Bad Roads

Hutu rebels' main hunting ground a lawless region

March 05, 1999

By TODD PITMAN

RUTSHURU, Congo, March 5 (Reuters) - When the civilian governor of eastern Congo's North Kivu province needed to travel upcountry recently, he donned military garb and went in a dozen-car convoy brimming with soldiers and escorted by a tank.

The main road winding north from Goma through the east of the Democratic Republic of the Congo twists through a spectacular terrain of yellow maize fields, velvety green hills, dense forests and towering volcanoes.

But the beauty surrounding the road belies its danger.

Residents say Rwandan Hutu militiamen, who this week hacked to death eight foreign tourists across the border in Uganda, have survived for years hidden in the hills and thick forests of Virunga National Park.

The ``Interahamwe'' militia, which played a key role in the massacres of an estimated 800,000 ethnic Tutsis and moderate Hutus in Rwanda's 1994 genocide, has been wreaking havoc across the area for months, burning cars and homes and pillaging peasant farmers at whim.

Up to 30 people were killed last week alone when seven vehicles travelling in an 18-car convoy were ambushed in the park at Mayamoto, 110 km (70 miles) north of Goma.

A government delegation that went to inspect the carnage found another three charred lorries near Lilimbi to the east, not far from the Ugandan border.

The steady flow of horror stories -- including beheadings, looting sprees and transport lorries incinerated by rocket-propelled grenades -- has overwhelmed local authorities.

Congolese soldiers, many wearing tennis shoes, T-shirts and ragged uniforms, have not been paid in months and have little incentive to risk their lives against Rwandan insurgents.

Rwandan army troops -- who are well trained, better paid and better equipped than their Congolese counterparts -- have stepped in, patrolling dirt roads in four-wheel-drive vehicles and conducting operations against Rwandan guerrillas.

The violence has displaced tens of thousands of civilians who say they are trapped between the Interahamwe and the Rwandan soldiers who came to flush them out.

``We don't want them (Rwandan soldiers) here because they are foreigners,'' said one displaced farmer living with relatives in Rutshuru. ``But we accept their presence because security has improved since they came.''

The situation is further complicated by the on-going rebellion in the Democratic Republic of the Congo in which Rwandan and Ugandan-backed rebels took up arms against President Laurent Kabila last August.

Zimbabwe, Angola, Namibia and Chad have sent troops to fight for Kabila. The rebels control most of the east.

The former Zaire's latest rebellion has fuelled mistrust between civilians and the new rebel authorities, who have done little to improve life in the hills.

But local authorities have done what they can, calling on the people to patrol their own areas nightly with soldiers.

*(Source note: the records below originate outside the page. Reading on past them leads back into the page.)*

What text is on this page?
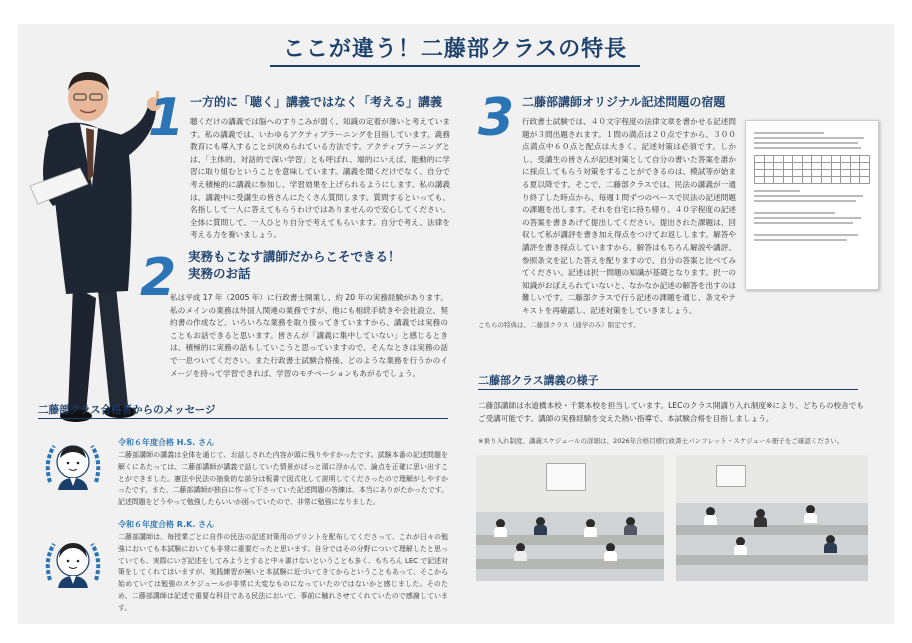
ここが違う！二藤部クラスの特長
1 一方的に「聴く」講義ではなく「考える」講義
聴くだけの講義では脳へのすりこみが弱く、知識の定着が薄いと考えています。私の講義では、いわゆるアクティブラーニングを目指しています。義務教育にも導入することが決められている方法です。アクティブラーニングとは、「主体的、対話的で深い学習」とも呼ばれ、端的にいえば、能動的に学習に取り組むということを意味しています。講義を聞くだけでなく、自分で考え積極的に講義に参加し、学習効果を上げられるようにします。私の講義は、講義中に受講生の皆さんにたくさん質問します。質問するといっても、名指しして一人に答えてもらうわけではありませんので安心してください。全体に質問して、一人ひとり自分で考えてもらいます。自分で考え、法律を考える力を養いましょう。
2 実務もこなす講師だからこそできる！
実務のお話
私は平成 17 年（2005 年）に行政書士開業し、約 20 年の実務経験があります。私のメインの業務は外国人関連の業務ですが、他にも相続手続きや会社設立、契約書の作成など、いろいろな業務を取り扱ってきていますから、講義では実務のこともお話できると思います。皆さんが「講義に集中していない」と感じるときは、積極的に実務の話もしていこうと思っていますので、そんなときは実務の話で一息ついてください。また行政書士試験合格後、どのような業務を行うかのイメージを持って学習できれば、学習のモチベーションもあがるでしょう。
二藤部クラス合格者からのメッセージ
令和６年度合格 H.S. さん
二藤部講師の講義は全体を通じて、お話しされた内容が頭に残りやすかったです。試験本番の記述問題を解くにあたっては、二藤部講師が講義で話していた情景がぱっと頭に浮かんで、論点を正確に思い出すことができました。憲法や民法の抽象的な部分は板書で図式化して説明してくださったので理解がしやすかったです。また、二藤部講師が独自に作って下さっていた記述問題の答練は、本当にありがたかったです。記述問題をどうやって勉強したらいいか困っていたので、非常に勉強になりました。
令和６年度合格 R.K. さん
二藤部講師は、毎授業ごとに自作の民法の記述対策用のプリントを配布してくださって、これが日々の勉強においても本試験においても非常に重要だったと思います。自分ではその分野について理解したと思っていても、実際にいざ記述をしてみようとすると中々書けないということも多く、もちろん LEC で記述対策をしてくれてはいますが、実践練習が無いと本試験に近づいてきてからということもあって、そこから始めていては勉強のスケジュールが非常に大変なものになっていたのではないかと感じました。そのため、二藤部講師は記述で重要な科目である民法において、事前に触れさせてくれていたので感謝しています。
3 二藤部講師オリジナル記述問題の宿題
行政書士試験では、４０文字程度の法律文章を書かせる記述問題が３問出題されます。１問の満点は２０点ですから、３００点満点中６０点と配点は大きく、記述対策は必須です。しかし、受講生の皆さんが記述対策として自分の書いた答案を誰かに採点してもらう対策をすることができるのは、模試等が始まる夏以降です。そこで、二藤部クラスでは、民法の講義が一通り終了した時点から、毎週１問ずつのペースで民法の記述問題の課題を出します。それを自宅に持ち帰り、４０字程度の記述の答案を書きあげて提出してください。提出された課題は、回収して私が講評を書き加え得点をつけてお返しします。解答や講評を書き採点していますから、解答はもちろん解説や講評、参照条文を記した答えを配りますので、自分の答案と比べてみてください。記述は択一問題の知識が基礎となります。択一の知識がおぼえられていないと、なかなか記述の解答を出すのは難しいです。二藤部クラスで行う記述の課題を通じ、条文やテキストを再確認し、記述対策をしていきましょう。
こちらの特典は、二藤部クラス（通学のみ）限定です。
二藤部クラス講義の様子
二藤部講師は水道橋本校・千葉本校を担当しています。LECのクラス開講り入れ制度※により、どちらの校舎でもご受講可能です。講師の実務経験を交えた熱い指導で、本試験合格を目指しましょう。
※乗り入れ制度、講義スケジュールの詳細は、2026年合格目標行政書士パンフレット・スケジュール冊子をご確認ください。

On stretches of road that pass through forests, officials have hacked down nearby trees to make ambushes more difficult.

Rwandan and Congolese troops guard the roads, hopping up from makeshift camps with hand grenades to flag down cars at impromptu roadblocks and ask for cigarettes and spare change.

A taxi driver slowed down and watched cautiously at a safe distance before determining that a small mob of men in military uniforms moving hastily around a blue lorry were friendly troops and not Rwandan rebels.

On both sides of the Goma/Rutshuru road, the volcanic-rock remains of camps that once housed about one million Rwandan refugees have been swallowed by the bush and look like ancient ruins.

The sprawling camps, which also housed perpetrators of the Rwandan genocide, were forcibly closed when Rwandan troops crossed the border in 1996 and sparked a rebellion that brought Kabila to power in mid-1997.

``The refugees went back home but we've inherited a war,'' said one Rutshuru resident.